By David Wilkening
Conventional wisdom has it that rental housing is throwing money away. But is it really in these times? Not necessarily.
It depends in part on where you are located, but in many areas of the U.S. rents are being held down by the dramatic overbuilding of homes and condominiums.
In hyper overbuilt South Florida, for example, renters have their pick of places to live: a huge variety of apartments, condominiums and single-family homes. Many places in California and even Texas are the same.
“They’re competing with apartment complexes even if it means they only get 50 percent of what it cost them to own that unit,” said Jack McCabe of McCabe Research and Consulting, a company which does apartment market research.
Another factor is that some apartment complexes are offering free rent incentives.
With very little new building, the cost of renting in South Florida continues to fall.
–That “throwing money away” argument? When you buy a home, you are doing more than making a monthly payment.

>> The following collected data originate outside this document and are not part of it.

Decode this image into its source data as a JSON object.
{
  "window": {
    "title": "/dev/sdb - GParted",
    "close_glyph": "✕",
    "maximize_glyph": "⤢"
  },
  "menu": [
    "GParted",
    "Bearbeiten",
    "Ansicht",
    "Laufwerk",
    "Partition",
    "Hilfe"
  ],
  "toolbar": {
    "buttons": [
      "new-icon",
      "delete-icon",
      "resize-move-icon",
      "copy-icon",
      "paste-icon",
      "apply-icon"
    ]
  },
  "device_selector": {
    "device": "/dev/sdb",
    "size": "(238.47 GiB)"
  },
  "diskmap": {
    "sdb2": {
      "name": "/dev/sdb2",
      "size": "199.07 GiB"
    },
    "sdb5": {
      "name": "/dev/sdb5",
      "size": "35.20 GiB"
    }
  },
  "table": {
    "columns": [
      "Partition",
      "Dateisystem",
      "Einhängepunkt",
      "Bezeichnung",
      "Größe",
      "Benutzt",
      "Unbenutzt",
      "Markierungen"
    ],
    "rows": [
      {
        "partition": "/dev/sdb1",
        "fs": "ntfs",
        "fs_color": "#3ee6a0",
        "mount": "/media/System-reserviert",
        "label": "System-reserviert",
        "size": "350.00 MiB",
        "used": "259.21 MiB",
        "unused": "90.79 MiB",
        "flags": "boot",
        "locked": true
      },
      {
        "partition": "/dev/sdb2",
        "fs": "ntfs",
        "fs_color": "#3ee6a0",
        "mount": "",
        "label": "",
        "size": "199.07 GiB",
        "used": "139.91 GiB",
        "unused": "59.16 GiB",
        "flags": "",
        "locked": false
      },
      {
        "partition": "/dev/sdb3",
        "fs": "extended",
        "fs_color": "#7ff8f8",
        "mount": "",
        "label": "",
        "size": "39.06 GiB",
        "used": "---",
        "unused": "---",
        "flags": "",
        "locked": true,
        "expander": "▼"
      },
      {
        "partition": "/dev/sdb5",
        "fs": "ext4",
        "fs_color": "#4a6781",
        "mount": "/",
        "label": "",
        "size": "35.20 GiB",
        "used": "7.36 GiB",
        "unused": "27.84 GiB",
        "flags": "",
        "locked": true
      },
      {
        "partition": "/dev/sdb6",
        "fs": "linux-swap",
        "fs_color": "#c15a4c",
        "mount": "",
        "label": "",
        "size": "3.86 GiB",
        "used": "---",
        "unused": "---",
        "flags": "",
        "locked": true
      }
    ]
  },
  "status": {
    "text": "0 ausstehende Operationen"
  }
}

You still have to pay closing costs, interest on your mortgage, property taxes and property insurance.
The advantages of home ownership are three fold: (1) You lock in your monthly payment for anywhere from 15 to 30 years if you like. (2) Your house gets more valuable or at least it has in the past. (3) You get the home mortgage deduction off federal income taxes, which amounts to all the interest paid during the year and property taxes.

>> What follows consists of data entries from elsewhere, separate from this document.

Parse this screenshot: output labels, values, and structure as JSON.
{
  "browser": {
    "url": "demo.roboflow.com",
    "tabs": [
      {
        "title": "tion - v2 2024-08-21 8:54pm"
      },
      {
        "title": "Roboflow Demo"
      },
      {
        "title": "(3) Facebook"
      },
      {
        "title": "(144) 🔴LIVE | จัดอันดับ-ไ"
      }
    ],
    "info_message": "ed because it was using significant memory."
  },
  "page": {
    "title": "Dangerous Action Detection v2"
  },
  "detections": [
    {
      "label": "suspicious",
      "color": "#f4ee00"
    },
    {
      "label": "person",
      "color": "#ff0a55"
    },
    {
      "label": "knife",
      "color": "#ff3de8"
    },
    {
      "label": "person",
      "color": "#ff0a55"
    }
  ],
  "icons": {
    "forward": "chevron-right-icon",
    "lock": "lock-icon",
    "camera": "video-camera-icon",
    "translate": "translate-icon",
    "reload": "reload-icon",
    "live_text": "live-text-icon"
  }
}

But in today’s sluggish home market, the bottom line is that apartments and even renting homes now in many markets are costing less than monthly house payments.
Let’s make a specific comparison: Compare paying $1000 a month in rent to buying an $180,000 home with 5% down payment. At 5 percent interest over 30 years, your monthly payment is $1025. But to buy you also have closing costs. Say that is 3 percent of the purchase price or $5400. You are also paying taxes and insurance (say $3600 a year at 3 percent of the purchase price) and maintenance ($1800 a year or at one percent of the purchase price). It all adds up to $360,000 rent in 30 years compared to $613,055 for a home. Of course, your rent is likely to increase over a 30-year period while your home loan costs are fixed.
There are other advantages of a home, however, such as a sense of security. And homes in the past have appreciated, making them a solid investment in the future. From 1976 to 1995, however, houses did not appreciate faster than inflation. And the huge surge in appreciation that happened recently, say 1995 to 2006, is not likely to reoccur, at least not in the immediate future, according to most real estate analysts.
Another problem with homes is that even people with good credit face difficulties in getting mortgages these days, according to mortgage brokers.
Still, another factor complicating the decision to rent or buy is that rents in the future could rise with the growing demand from people who can’t quality for mortgages or those who decide to rent their property, said Mark Obrinsky, chief economist at the Washington, D.C. based National Multi-Housing Council.
“Generally, renting is one of the most wonderful secrets the American public has yet to discover,” said Bruce Williams, a nationwide radio talk show host viewed as an expert in real estate. “By the time you get done figuring variables, renting is often a far better vehicle if you have the discipline to invest the differences on a monthly basis.”
Most real estate observers see the current desirability of the apartment market as a temporary condition or a window for some individuals. When job demand grows, apartment building will increase. The probable time frame for that is one or two years, observers say.
The best advice if you are in an overbuilt market: look for the lowest rent possible and save for a down payment later on a home or condo. Alternatively, take the money you save by renting and invest it somewhere.